In my native New Orleans, Voodoo is still a religion practiced by many, even when tourists are not there. Voodoo is an American-influenced version of an ancient African religion, brought to Louisiana by African slaves. The religion itself involves ancestor gods, and ceremonies in which participants use music and dancing to transcend the natural plane of existence. So when a beer names itself after the religion, I expect alot.
Voodoo Brewing is shockingly light on information about themselves on their website. As you may know, this is something that really bothers me. Too many craft brewers have great websites that look colorful and nice, but they just do not put enough information about their history. The only information I could find about Voodoo on their website, is that someone named Matt brews there. Seriously — that is all that is there. I found elsewhere that the brewery is located in Meadville, Pennsylvania, but that is all. Breweries, please give us more information! We want to know who founded you, when, why, and how. We want to know your brewing philosophy, your background, your story. But I digress. Another problem with this beer is the ambiguous alcohol content. The company website lists it as 9.5% ABV, the label lists it as 10% ABV, and many online reviewers list it as 10.5% ABV.
Voodoo Brewing Voodoo Love Child (9.5% ABV?) is a Belgian Tripel ale, meaning that it is an ale brewed from pale malts, with a relatively high alcohol content. I find it very interesting and promising that this ale is then aged for three months with Michigan sour cherries, Oregon raspberries, and passion fruit. I am usually not big on flavored beer, but these ingredients are relatively local, and they sound like an interesting combination, so I am willing to give it a chance.
Everything On Tap Review: Voodoo Brewing Voodoo Love Child:
Bottle: The bottle, which comes in a 12-ounce or a 22-ouce version, is of dark brown glass. The label’s background is a bright red and orange, fiery image, and a man wearing only male bikini bottoms and a motorcycle helmet walks through the flames. The lettering is white and black.
Pour: The color is a brilliant gold-amber, with a lovely blush of crimson in the background, almost like a ruby garnet. The overall effect is a copper-red brilliance. The head, an off-white color, is one finger thick and very tight. It dissipates very slowly, leaving hints of thick lacing.

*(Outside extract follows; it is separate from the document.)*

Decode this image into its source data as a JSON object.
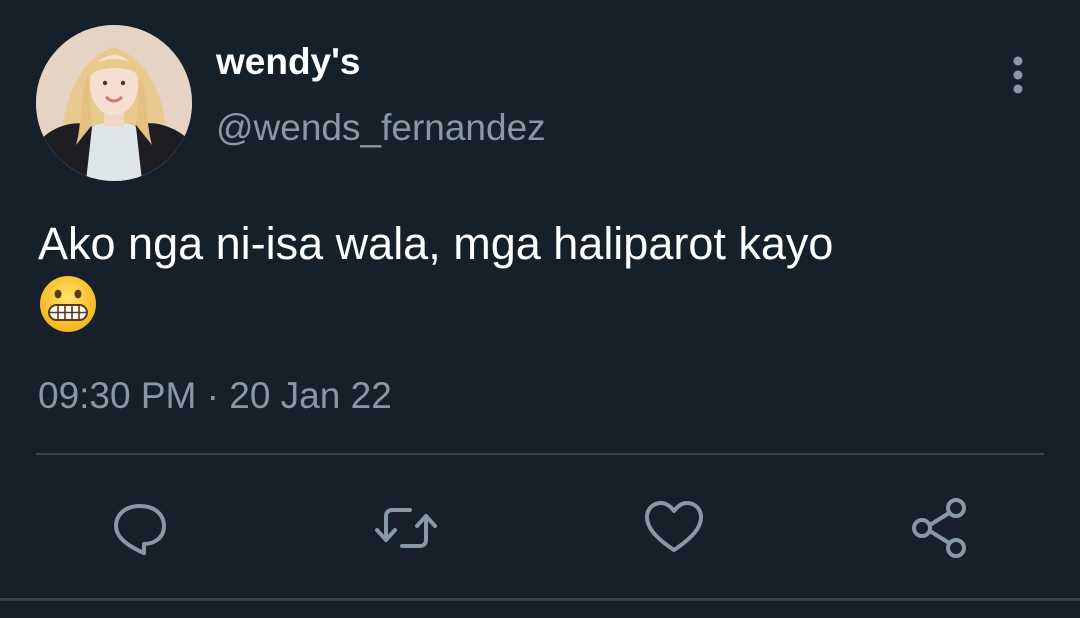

Aroma: The bouquet first touches the nose with mild, sweet cherries, raspberries, some passion fruit, apples, and some malted grains in the background. In the middle of the aroma, the malted grains shine through a bit more, but on the finish are overpowered by sweetish fruit. Very little hops or ethyl alcohol appear in the bouquet.

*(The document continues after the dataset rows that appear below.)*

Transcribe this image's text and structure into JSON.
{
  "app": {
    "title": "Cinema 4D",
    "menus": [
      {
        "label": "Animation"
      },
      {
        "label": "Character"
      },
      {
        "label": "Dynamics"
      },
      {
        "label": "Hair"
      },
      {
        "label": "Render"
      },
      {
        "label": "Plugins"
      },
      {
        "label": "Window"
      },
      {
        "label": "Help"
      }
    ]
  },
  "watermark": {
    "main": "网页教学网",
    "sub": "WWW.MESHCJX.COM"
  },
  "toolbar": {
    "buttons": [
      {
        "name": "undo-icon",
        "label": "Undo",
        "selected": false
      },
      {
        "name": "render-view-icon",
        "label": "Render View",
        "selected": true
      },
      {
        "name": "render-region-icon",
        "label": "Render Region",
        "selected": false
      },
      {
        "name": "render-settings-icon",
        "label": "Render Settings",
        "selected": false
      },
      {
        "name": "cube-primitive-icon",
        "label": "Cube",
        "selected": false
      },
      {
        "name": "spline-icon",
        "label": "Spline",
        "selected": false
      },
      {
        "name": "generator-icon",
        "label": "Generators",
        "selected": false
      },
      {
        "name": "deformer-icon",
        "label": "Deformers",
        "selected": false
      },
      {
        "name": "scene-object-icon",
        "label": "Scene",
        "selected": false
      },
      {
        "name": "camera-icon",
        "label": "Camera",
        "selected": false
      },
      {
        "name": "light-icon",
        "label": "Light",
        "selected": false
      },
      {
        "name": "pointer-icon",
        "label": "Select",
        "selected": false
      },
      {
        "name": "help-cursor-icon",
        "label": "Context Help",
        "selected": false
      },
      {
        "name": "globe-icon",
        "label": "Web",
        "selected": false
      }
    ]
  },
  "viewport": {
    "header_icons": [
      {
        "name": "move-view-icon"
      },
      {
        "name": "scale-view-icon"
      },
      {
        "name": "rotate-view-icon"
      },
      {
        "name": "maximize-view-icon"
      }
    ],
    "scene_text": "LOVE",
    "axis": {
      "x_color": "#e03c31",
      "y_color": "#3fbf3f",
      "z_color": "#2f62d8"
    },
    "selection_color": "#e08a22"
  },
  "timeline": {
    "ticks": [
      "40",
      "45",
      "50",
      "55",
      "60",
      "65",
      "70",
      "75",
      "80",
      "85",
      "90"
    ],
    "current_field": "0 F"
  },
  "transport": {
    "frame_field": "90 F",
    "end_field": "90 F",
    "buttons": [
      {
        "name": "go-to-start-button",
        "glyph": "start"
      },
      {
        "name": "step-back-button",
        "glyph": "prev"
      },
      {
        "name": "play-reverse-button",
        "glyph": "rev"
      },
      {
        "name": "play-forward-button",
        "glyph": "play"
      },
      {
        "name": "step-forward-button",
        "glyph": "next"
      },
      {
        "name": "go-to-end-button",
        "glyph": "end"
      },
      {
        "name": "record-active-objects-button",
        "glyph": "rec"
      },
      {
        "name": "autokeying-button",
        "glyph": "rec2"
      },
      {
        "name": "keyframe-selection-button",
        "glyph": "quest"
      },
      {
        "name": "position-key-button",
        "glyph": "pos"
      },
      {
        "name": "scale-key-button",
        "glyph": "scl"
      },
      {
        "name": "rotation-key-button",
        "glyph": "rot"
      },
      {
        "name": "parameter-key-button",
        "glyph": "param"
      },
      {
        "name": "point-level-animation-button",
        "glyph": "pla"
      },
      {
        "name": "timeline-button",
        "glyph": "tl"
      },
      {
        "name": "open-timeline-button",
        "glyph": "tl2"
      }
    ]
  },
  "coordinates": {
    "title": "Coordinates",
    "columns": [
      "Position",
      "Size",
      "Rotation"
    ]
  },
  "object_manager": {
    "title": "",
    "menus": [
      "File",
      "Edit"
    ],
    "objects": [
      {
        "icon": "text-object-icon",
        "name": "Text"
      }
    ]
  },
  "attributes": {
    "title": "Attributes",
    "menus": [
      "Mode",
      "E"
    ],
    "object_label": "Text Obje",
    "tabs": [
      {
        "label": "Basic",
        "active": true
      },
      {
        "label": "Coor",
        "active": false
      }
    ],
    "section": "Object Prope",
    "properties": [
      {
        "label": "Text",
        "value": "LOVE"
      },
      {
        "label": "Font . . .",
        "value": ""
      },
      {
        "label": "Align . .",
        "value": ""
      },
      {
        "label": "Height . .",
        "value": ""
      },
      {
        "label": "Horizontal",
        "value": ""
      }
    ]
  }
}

Flavor: The taste certainly begins and finishes with sweet fruit. I could detect cherries, raspberries, passion fruit, apples, and pineapples. This is tempered in the middle by a bit of malted grains and some ethyl alcohol. The finish imparts mineral elements and is dry and crisp, with almost no aftertaste. My complaint is that the cherries impart a syrupy feel and flavor — undesirable in a Belgian Tripel ale.
Mouthfeel: The body is medium and the carbonation level is low. The feel is smooth and silky.
Structure: The structure is a bit disappointing. Although this ale is aged, still it feels and tastes like it is very one-dimensional.
Food Pairing: I would pair this ale with roasted chick, or pork chops with a sweet juice or wine reduction sauce. I would not pair it with strong-flavored food, or exceptionally-spicy food. It would probably be acceptable with boiled seafood.